2. Der Schiedsspruch vom 02.05.2001 ist nicht nur eine Berichtigung des Schiedsspruches vom 01.03.2001. Eine Berichtigung ist nach § 1058 Abs. 1 ZPO bei Rechen-, Schreib- und Druckfehlern oder Fehlern ähnlicher Art möglich. Die Änderung im zweiten Schiedsspruch ist keine Angleichung des im ersten Schiedsspruch Niedergeschriebenen an das Gewollte, sondern eine Änderung im Willen.

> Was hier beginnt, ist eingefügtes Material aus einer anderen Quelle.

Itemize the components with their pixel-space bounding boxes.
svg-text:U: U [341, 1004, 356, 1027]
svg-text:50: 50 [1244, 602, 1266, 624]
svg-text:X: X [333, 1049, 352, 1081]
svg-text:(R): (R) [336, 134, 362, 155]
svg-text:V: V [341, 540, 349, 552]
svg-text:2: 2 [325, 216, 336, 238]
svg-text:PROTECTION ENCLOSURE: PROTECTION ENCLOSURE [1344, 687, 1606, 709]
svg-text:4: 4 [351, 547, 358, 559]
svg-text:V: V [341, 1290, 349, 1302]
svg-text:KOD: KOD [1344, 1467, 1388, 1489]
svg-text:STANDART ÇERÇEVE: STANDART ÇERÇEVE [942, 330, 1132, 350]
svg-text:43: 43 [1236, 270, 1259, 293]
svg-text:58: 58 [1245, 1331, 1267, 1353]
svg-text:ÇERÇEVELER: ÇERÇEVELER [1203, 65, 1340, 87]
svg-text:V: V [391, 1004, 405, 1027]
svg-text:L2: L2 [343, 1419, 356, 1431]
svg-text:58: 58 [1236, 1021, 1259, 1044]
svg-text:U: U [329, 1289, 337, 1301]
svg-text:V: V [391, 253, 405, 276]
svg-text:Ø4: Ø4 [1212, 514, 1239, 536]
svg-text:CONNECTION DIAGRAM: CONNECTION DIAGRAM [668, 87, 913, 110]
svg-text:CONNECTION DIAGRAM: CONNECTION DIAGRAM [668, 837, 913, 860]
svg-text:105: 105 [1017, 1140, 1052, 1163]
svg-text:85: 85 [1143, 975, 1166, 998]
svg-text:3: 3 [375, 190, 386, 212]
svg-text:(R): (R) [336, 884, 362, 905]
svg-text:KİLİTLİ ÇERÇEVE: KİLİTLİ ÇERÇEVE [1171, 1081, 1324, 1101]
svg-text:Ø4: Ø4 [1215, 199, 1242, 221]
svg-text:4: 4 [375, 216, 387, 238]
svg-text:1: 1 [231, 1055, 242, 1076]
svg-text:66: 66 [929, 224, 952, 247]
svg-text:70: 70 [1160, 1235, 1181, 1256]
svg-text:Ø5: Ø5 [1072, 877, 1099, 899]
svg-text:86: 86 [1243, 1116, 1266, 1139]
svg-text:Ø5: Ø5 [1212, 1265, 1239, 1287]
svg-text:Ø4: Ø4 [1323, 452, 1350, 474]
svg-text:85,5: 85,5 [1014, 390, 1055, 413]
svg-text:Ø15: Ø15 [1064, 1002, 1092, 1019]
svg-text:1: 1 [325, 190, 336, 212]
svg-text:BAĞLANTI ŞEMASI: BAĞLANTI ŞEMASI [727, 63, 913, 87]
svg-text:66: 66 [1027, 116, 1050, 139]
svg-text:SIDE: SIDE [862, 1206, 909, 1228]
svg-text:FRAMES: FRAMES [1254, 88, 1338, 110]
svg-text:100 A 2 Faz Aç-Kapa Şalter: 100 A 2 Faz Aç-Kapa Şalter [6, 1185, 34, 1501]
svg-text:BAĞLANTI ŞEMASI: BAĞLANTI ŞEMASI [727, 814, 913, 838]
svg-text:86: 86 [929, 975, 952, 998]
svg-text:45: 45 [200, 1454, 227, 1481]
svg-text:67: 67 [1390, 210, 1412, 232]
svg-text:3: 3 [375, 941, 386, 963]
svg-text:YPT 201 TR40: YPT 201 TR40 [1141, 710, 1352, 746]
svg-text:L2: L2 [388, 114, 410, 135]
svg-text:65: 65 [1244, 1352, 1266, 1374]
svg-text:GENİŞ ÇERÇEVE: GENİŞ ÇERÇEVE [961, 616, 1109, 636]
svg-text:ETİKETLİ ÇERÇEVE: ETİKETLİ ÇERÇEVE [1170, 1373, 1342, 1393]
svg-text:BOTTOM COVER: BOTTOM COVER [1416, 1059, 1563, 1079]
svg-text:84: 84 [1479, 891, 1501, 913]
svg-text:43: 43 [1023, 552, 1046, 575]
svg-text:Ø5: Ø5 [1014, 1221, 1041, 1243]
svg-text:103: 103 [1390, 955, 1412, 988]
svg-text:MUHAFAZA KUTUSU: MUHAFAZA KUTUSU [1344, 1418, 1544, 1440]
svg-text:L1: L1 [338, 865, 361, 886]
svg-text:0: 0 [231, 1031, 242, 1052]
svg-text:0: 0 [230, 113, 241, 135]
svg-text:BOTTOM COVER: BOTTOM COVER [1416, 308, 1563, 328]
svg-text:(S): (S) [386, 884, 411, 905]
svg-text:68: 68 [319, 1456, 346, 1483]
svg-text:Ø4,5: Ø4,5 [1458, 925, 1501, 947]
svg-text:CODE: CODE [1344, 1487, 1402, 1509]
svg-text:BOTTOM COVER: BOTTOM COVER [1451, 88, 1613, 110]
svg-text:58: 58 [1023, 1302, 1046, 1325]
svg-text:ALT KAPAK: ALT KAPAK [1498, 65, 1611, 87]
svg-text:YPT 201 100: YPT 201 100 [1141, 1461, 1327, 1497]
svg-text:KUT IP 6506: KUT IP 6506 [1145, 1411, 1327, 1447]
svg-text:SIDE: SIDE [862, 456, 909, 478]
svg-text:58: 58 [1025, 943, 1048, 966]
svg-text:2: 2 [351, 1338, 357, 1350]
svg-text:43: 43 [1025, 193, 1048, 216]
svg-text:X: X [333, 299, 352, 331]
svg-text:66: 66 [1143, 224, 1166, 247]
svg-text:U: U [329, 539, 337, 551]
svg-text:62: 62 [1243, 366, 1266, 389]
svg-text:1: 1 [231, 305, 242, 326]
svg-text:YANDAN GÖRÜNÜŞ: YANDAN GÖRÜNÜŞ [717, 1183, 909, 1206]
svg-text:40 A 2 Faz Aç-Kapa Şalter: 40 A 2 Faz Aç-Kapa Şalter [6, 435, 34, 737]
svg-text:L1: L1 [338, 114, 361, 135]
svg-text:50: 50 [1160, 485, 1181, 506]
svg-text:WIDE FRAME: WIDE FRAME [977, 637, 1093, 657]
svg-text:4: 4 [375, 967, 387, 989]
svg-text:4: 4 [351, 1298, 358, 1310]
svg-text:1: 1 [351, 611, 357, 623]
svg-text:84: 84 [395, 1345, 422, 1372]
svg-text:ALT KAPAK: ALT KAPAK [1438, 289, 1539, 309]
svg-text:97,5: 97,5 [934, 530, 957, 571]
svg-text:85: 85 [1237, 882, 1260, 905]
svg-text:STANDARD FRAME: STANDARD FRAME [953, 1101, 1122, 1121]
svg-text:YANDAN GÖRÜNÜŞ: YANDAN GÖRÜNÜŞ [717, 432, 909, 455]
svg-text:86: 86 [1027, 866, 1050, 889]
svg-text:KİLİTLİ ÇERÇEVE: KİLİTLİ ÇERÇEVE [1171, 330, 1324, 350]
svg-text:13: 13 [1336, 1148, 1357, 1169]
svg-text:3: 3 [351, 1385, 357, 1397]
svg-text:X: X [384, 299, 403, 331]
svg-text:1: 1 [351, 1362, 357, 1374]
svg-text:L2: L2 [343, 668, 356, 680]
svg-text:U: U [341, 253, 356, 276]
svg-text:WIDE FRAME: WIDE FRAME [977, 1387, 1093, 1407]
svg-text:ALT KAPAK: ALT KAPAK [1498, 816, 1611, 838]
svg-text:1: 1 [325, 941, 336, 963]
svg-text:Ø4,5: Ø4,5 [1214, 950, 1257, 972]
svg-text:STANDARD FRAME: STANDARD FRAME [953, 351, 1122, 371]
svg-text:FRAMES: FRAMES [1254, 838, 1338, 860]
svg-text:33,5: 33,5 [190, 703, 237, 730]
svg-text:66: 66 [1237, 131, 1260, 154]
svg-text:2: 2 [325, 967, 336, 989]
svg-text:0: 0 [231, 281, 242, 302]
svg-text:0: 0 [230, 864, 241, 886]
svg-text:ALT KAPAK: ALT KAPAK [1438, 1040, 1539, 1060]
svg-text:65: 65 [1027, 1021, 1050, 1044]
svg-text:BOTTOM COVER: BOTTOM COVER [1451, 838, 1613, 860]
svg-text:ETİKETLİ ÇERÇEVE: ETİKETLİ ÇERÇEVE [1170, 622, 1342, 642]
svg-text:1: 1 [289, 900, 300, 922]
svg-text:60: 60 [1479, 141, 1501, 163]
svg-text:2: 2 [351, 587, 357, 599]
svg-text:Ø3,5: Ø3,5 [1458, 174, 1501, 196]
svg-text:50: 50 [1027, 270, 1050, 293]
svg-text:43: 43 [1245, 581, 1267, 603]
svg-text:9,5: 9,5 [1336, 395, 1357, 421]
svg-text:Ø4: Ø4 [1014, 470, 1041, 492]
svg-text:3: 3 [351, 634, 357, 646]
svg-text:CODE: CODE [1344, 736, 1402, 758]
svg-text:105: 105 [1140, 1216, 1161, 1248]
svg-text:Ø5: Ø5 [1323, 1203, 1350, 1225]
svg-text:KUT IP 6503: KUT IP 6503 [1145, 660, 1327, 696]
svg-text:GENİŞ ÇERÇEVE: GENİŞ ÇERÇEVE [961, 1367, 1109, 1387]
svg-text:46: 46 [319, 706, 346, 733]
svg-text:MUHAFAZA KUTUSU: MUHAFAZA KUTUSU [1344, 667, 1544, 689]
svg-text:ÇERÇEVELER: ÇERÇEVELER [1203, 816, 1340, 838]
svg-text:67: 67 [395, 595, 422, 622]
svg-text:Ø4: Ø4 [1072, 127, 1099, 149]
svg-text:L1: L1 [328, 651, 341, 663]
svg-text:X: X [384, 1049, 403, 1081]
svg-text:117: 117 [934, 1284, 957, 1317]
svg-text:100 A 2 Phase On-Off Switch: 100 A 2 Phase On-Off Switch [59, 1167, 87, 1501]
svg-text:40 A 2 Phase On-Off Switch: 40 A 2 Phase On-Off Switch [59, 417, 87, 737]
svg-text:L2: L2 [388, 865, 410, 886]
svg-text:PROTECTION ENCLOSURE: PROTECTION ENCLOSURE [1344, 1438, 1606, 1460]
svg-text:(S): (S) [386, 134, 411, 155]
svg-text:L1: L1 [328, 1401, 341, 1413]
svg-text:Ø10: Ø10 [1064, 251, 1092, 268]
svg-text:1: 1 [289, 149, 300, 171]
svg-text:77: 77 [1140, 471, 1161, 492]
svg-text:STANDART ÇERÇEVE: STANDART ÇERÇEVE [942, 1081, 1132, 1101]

Damit ist sie keine Berichtigung mehr (Schwab-Walter, Schiedsgerichtsbarkeit, 6. Aufl., Kapitel 21 Rn. 14).

3. Eine neue Schiedsvereinbarung für ein zweites Schiedsverfahren liegt nicht vor. Eine ausdrückliche Vereinbarung ist nicht getroffen. Auch durch rügelose Einlassung des Antragstellers auf das zweite Schiedsverfahren ist keine neues Schiedsverfahren ermöglicht worden. Durch rügeloses Einlassen auf ein Verfahren kann das Schiedsgericht auch ohne schriftliche Schiedsvereinbarung zuständig werden, §§ 1040 Abs. 2, 1031 Abs. 6 ZPO (Schwab-Walter, Schiedsgerichtsbarkeit, 6. Aufl., Kapitel 24 Rn. 7). Die materielle Rechtskraft des alten Schiedsspruches vom 01.03.2001 können die Parteien durch Vereinbarung, die in der Fortsetzung des alten Verfahrens konkludent gesehen werden könnte, beseitigen (Zöller-Geimer § 1055 Rn. 9; BayObLG MDR 1984, 496; a.A. Schwab-Walter, Schiedsgerichtsbarkeit, 6. Aufl., Kapitel 21 Rn. 7). Der Antragsteller hat sich aber am zweiten Schiedsverfahren überhaupt nicht beteiligt und sich damit auch nicht rügelos darauf eingelassen.

4. Die Kostenentscheidung beruht auf § 91 ZPO.